Leeds Castle is one of those places where you can have a different experience every time you visit. Set near the Kentish village of Leeds (not to be confused with the city in the north of England), Leeds Castle’s history dates back to the Norman period, and includes such illustrious guests as King Henry VIII, actor Charlie Chaplin and writer Noel Coward. We’ve spent many a pleasant weekend at Leeds Castle, so we were delighted when they invited us back for their Hallowe’en event, Wacky witches and wizards.
Inside the castle
On this visit we didn’t venture inside the castle itself, but spent our time in roaming the place’s 500 acres of land. The interior’s impressive, though, with well-maintained rooms set in period styles, and charming decorations which change with the seasons. You can read a little about the inside of the castle here. We’ll be visiting Leeds Castle again soon, so come back in a couple of months’ time to see more shots of what it looks like inside.
Finding Wacky witches and wizards
As usual, Leeds Castle offered a variety of activities to keep children happy over the school half-term holiday. Just inside the entrance was a tent where, for £1, visitors could buy a ‘Monster Muddle Madness Trail’.
Clues directed youngsters on a hunt around the castle’s grounds. They had to find four kooky characters – witches, wizards, mad Professors and Frankenstein’s Monster – and watch their performance. The actors playing the characters were mesmerising. All hammy charm, and maniacal energy. They waited until enough visitors had massed around them, then broke into a routine, which included something they muddled up – a vacuum cleaner mistaken for a broomstick, for example. The children wrote these down, and then when they’d gathered all the muddled items, they claimed a chocolate prize in the gift shop.
Exploring the grounds
Leeds Castle’s grounds are well-maintained, with plenty of wildfowl, especially near the entrance. Bird feed is available at the gift shop for £1. The castle’s emblematic black swans are usually somewhere to be seen, and they’re not shy: one gave a loud warning hiss to my daughter when she tried approaching it for a stroke. Scooters aren’t allowed inside the grounds, so be warned that the castle itself is a ten-minute walk from the entrance, when you’re going at a child’s pace. The path takes you through pleasant grounds, though, and two large play areas are set seven minutes beyond the castle, so there’s a good incentive for walking through to the other side.

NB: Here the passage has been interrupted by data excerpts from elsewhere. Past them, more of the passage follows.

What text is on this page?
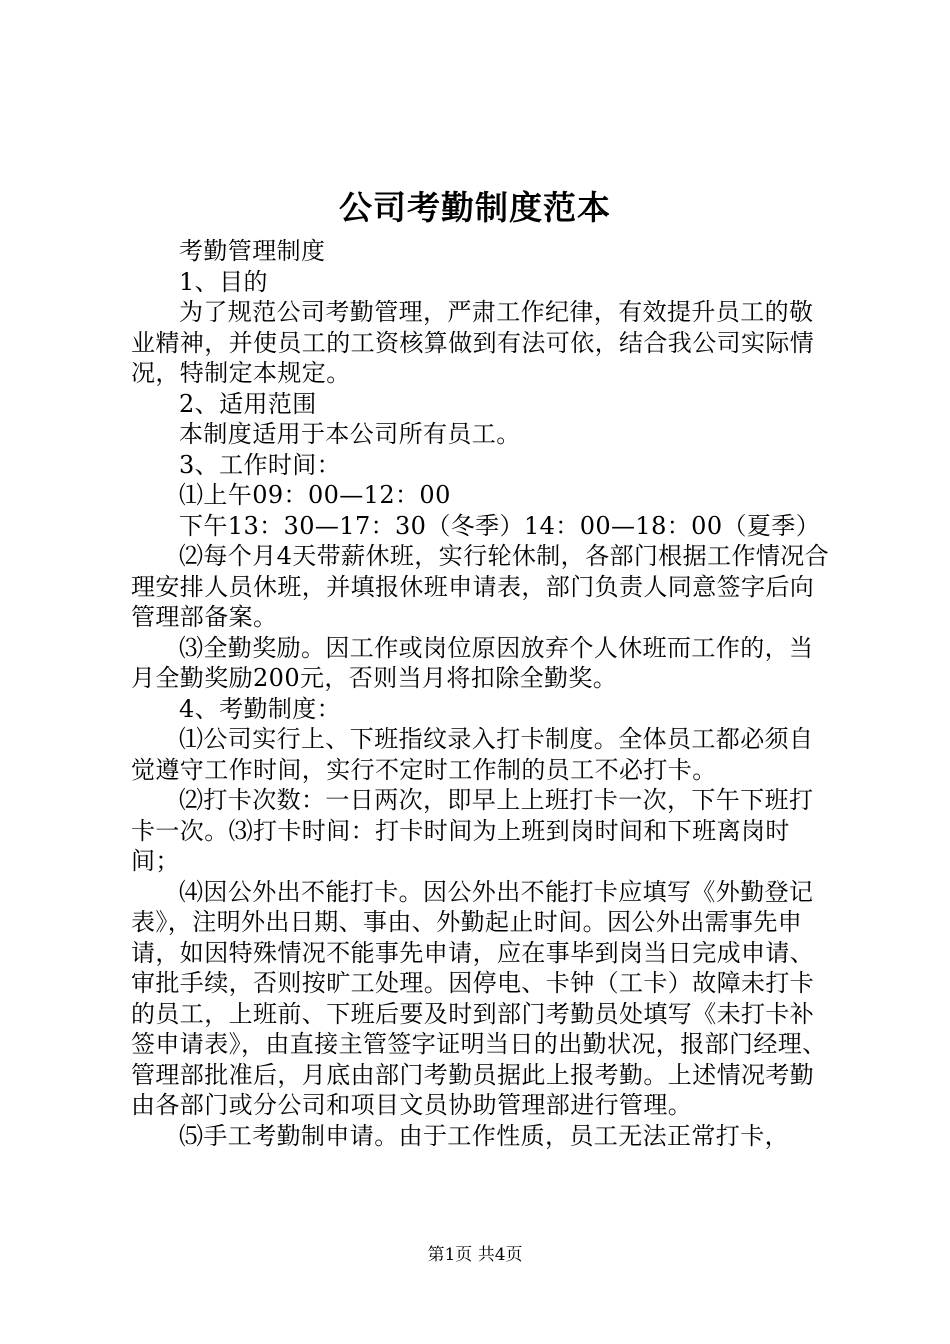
公司考勤制度范本

考勤管理制度

1、目的

为了规范公司考勤管理，严肃工作纪律，有效提升员工的敬业精神，并使员工的工资核算做到有法可依，结合我公司实际情况，特制定本规定。

2、适用范围

本制度适用于本公司所有员工。

3、工作时间：

⑴上午09：00—12：00

下午13：30—17：30（冬季）14：00—18：00（夏季）

⑵每个月4天带薪休班，实行轮休制，各部门根据工作情况合理安排人员休班，并填报休班申请表，部门负责人同意签字后向管理部备案。

⑶全勤奖励。因工作或岗位原因放弃个人休班而工作的，当月全勤奖励200元，否则当月将扣除全勤奖。

4、考勤制度：

⑴公司实行上、下班指纹录入打卡制度。全体员工都必须自觉遵守工作时间，实行不定时工作制的员工不必打卡。

⑵打卡次数：一日两次，即早上上班打卡一次，下午下班打卡一次。⑶打卡时间：打卡时间为上班到岗时间和下班离岗时间；

⑷因公外出不能打卡。因公外出不能打卡应填写《外勤登记表》，注明外出日期、事由、外勤起止时间。因公外出需事先申请，如因特殊情况不能事先申请，应在事毕到岗当日完成申请、审批手续，否则按旷工处理。因停电、卡钟（工卡）故障未打卡的员工，上班前、下班后要及时到部门考勤员处填写《未打卡补签申请表》，由直接主管签字证明当日的出勤状况，报部门经理、管理部批准后，月底由部门考勤员据此上报考勤。上述情况考勤由各部门或分公司和项目文员协助管理部进行管理。

⑸手工考勤制申请。由于工作性质，员工无法正常打卡，

第1页 共4页
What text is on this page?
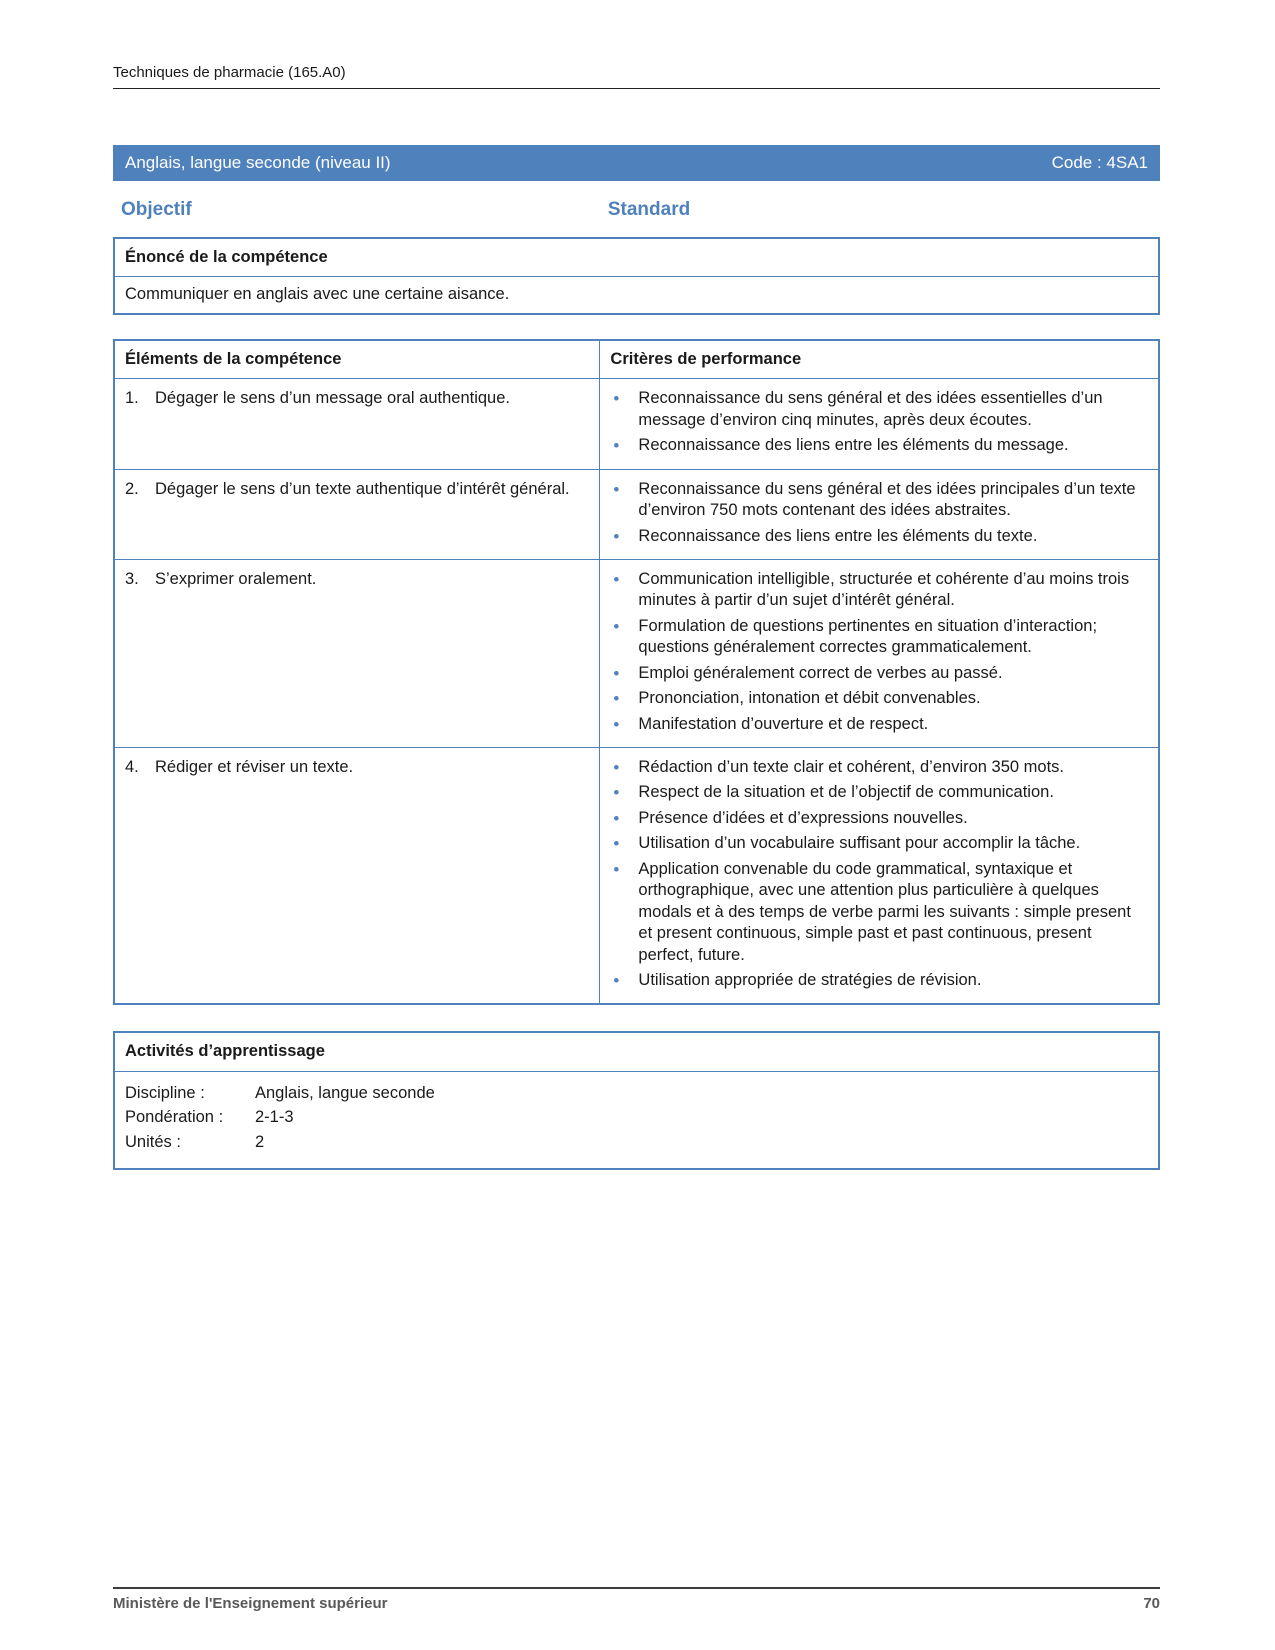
Techniques de pharmacie (165.A0)
Anglais, langue seconde (niveau II)	Code : 4SA1
Objectif	Standard
Énoncé de la compétence
Communiquer en anglais avec une certaine aisance.
Éléments de la compétence	Critères de performance

1. Dégager le sens d’un message oral authentique.	•	Reconnaissance du sens général et des idées essentielles d’un message d’environ cinq minutes, après deux écoutes.
•	Reconnaissance des liens entre les éléments du message.

2. Dégager le sens d’un texte authentique d’intérêt général.	•	Reconnaissance du sens général et des idées principales d’un texte d’environ 750 mots contenant des idées abstraites.
•	Reconnaissance des liens entre les éléments du texte.

3. S’exprimer oralement.	•	Communication intelligible, structurée et cohérente d’au moins trois minutes à partir d’un sujet d’intérêt général.
•	Formulation de questions pertinentes en situation d’interaction; questions généralement correctes grammaticalement.
•	Emploi généralement correct de verbes au passé.
•	Prononciation, intonation et débit convenables.
•	Manifestation d’ouverture et de respect.

4. Rédiger et réviser un texte.	•	Rédaction d’un texte clair et cohérent, d’environ 350 mots.
•	Respect de la situation et de l’objectif de communication.
•	Présence d’idées et d’expressions nouvelles.
•	Utilisation d’un vocabulaire suffisant pour accomplir la tâche.
•	Application convenable du code grammatical, syntaxique et orthographique, avec une attention plus particulière à quelques modals et à des temps de verbe parmi les suivants : simple present et present continuous, simple past et past continuous, present perfect, future.
•	Utilisation appropriée de stratégies de révision.
Activités d’apprentissage

Discipline :	Anglais, langue seconde
Pondération :	2-1-3
Unités :	2
Ministère de l'Enseignement supérieur	70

We took our time walking through the grounds, playing among the trees, and admiring the new wood carvings, commissioned from local chainsaw artist Steve Andrews. The most impressive I saw was Aragon the dragon, set on top of the stump of a cedar tree which needed to be cut down because of decay.
Activities for children
The half-term activities weren’t confined to a hunt for witches and wizards. Pictures of mummies lay dotted around the trees, with letters attached to each one. Once they’d found all the letters, children had to unscramble them to make a Hallowe’en-themed word. And this time, two years after our first attempt, we braved the castle’s maze. It’s open all year round, and once you find the middle, the exit is through an eerie underground grotto. They ground inside the maze and grotto is uneven, so the castle advises against going in with a buggy. Also a permanent feature is the Knights’ Realm Playground, a wooden adventure space modelled on the castle, with spiral climbing staircase, fireman’s poles, rope bridges, giant tumble steps and ladders. It’s most suitable for over-sevens, but younger children can play in the equally imaginative Squire’s Court Playground.
The castle’s regular falconry display drew a large flock of visitors at 2pm. This was included in the entry charge, but if you didn’t mind paying extra, there was archery (£3) and face-painting (£4 – a little steep, but it was a professional job). Perhaps the best activity, though, was the Monster Mash, a disco party session, with games and dances led by this freaky duo:
Food and drink
Leeds Castle’s eateries are phenomenally busy at weekends and in school holidays, so it’s worth considering taking a picnic. But if you do want to buy food and drink, the Castle View Restaurant offers tasty hot meals, good-quality sandwiches and a wide selection of beverages. The Maze Café and Grill, next to the playgrounds, has a slightly more limited (but still perfectly adequate) selection, and Costa Coffee, next to the restaurant, is good for an afternoon pitstop. There are plenty of toilet and baby changing facilites at the castle, as well as disabled access to most areas.
Have you been to Leeds Castle? Or another similar attraction?
Leeds Castle gave us complemetary access for the purpose of this post. Admission is usually £24.90 for adults and £16.90 for children over four (under-fours go free). Tickets give unlimited access for an entire year. Family activities vary with the season. Falconry displays run on weekends and school holidays from October-March, and daily from April-September. The next set of events are Christmas-themed; for more details see the Leeds Castle website.